Moroni, lundi 12 mars 2007
(HZK-Presse) – Le président de
la Cour constitutionnelle,
Abdallah Ahmed Sourette, a été
démis de ses fonctions vendredi.
En réaction à cette décision
qu’il assimile à un « putsch »
fomenté par ses pairs,
l’intéressé a déclaré le
lendemain, lors d’une conférence de
presse tenue à son domicile, son
intention de continuer à
diriger la plus haute
juridiction du pays.
« Jusqu’à preuve
du contraire, je suis le président de la
Cour constitutionnelle, et j’entends le rester », dit-il.
A l’origine de cette fronde interne, la première à éclabousser
la Cour depuis sa mise en place en juin 2004, une
malencontreuse lettre que M. Sourette a adressée en
septembre 2006, au ministre de l’éducation de l’île autonome
d’Anjouan, pour lui donner, à sa demande, « un avis
personnel sur la question litigieuse du baccalauréat session
2006 », organisée dans l’île.
Objet d’une longue
controverse, le déroulement de
l’examen du Bac à Anjouan avait été déclaré « entaché
d’irrégularités » [renvoi d’examinateurs venant de Moroni et
fuites de sujets d’épreuves], amenant les autorités de
l’Union à ne pas valider les résultats, et à exiger un test
d’admissibilité à l’Université pour les bacheliers de l’île.
L’exécutif d’Anjouan était accusé de « violation de l’accord »
confiant au gouvernement de l’Union la supervision de cet
examen national, pour la première fois depuis l’éclatement
de la crise séparatiste en 1997.
Dans sa lettre, le président de la Cour considérait que « nulle
disposition constitutionnelle ne mentionne ni compétence
partagée, ni compétence exclusive à l’Union pour ce qui
concerne le suivi et l’évaluation de l’enseignement
secondaire ».
S’appuyant sur la loi organique relative au partage des
compétences, M. Sourette a même ajouté que ces « deux
prérogatives [revenaient] exclusivement aux îles ».

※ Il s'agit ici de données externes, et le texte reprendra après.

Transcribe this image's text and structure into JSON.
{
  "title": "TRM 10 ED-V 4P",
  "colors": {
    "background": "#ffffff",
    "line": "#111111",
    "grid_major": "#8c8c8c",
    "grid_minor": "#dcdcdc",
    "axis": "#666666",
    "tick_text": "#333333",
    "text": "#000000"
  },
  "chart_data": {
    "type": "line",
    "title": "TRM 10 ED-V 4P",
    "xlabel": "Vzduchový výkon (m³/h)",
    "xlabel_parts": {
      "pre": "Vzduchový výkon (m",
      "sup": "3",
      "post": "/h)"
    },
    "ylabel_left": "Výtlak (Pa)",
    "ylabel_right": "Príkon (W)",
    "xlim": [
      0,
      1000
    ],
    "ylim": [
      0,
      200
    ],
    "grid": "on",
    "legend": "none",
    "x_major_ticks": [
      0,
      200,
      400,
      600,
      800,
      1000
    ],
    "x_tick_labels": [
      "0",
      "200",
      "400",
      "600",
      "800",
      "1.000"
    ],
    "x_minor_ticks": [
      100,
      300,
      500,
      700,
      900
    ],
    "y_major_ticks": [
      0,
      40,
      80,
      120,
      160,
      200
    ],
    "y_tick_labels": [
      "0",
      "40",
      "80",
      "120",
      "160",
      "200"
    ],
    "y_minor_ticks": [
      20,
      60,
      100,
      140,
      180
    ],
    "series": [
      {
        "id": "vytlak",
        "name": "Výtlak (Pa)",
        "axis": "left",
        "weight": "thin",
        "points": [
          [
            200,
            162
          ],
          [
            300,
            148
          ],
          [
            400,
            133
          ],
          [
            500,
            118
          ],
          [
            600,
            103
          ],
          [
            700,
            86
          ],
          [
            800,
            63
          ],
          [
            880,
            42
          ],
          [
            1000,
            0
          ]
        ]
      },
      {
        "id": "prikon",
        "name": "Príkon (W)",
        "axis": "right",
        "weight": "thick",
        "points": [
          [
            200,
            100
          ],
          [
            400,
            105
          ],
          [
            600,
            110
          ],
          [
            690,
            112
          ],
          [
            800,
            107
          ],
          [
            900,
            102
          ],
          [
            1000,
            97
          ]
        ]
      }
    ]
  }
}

C’est sans doute la phrase de trop, qui a poussé le président
de la République, Ahmed Abdallah Sambi, à s’adresser
directement à chacun des membres de la Cour (excepté le
président), par voie de correspondance datée du 26 février
dernier, pour leur demander de se réunir afin de statuer sur
l’affaire.
Le chef de l’Etat, affirme agir ainsi en « arbitre et
modérateur du fonctionnement des institutions », contre ce
qu’il considère comme une « violation flagrante des règles
régissant la haute juridiction » écrit-il.
Mais la troisième personnalité de l’Etat, rejette cette
accusation, estimant qu’il n’a pas outrepassé ses
prérogatives. Et M. Sourette de dénoncer « l’illégalité de la
procédure suivie pour sa déposition » ainsi que
l’interdiction
qui lui est faite depuis samedi d’accéder dans ses bureaux.
Le premier conseiller à la Cour, M. Abdoulmadjid Youssouf,
seul membre qui s’est dit « solidaire » au président déchu, a
déclaré à la presse samedi soir que « la Cour
constitutionnelle est une institution indépendante et
souveraine dont les membres sont inamovibles ».
C’est le doyen de la Cour, Mohamed Hassanaly qui a été
désigné pour assurer l’intérim de la présidence. Une
procédure contestée par M. Abdoulmadjid, qui estime que ce
dernier « n’a pas qualité à remplacer le président en cas de
vacance de poste ».
Mais le débat tend à prendre une tournure inattendue, l
orsque le président déchu de la Cour demande que la l
umière soit faite sur le cas de deux de ses collègues
membres de la haute juridiction, qui auraient « bénéficié
depuis leur désignation en 2002 d’indemnités et avantages
liés à leurs fonctions alors que la Cour n’a été
officiellement
installée qu’en 2004 », dit-il.
Rappelons que 24 heures avant sa destitution, Ahmed
Sourette était reçu en audience par le chef de l’Etat, dans
une démarche visant à « privilégier, selon lui, la voie de la
négociation », dans cette affaire qui remonte à plusieurs
mois et dont ce nouveau rebondissement ne manquera pas
d’influer sur les élections présidentielles des îles prévues
en
juin prochain.
Agé de 58 ans et originaire de Domoni (Anjouan), Abdallah
A. Sourette a été désigné membre de la Cour
constitutionnelle par le président de l’île autonome
d’Anjouan, le colonel Mohamed Bacar. Le mandant des sept
juges constitutionnels est de cinq ans.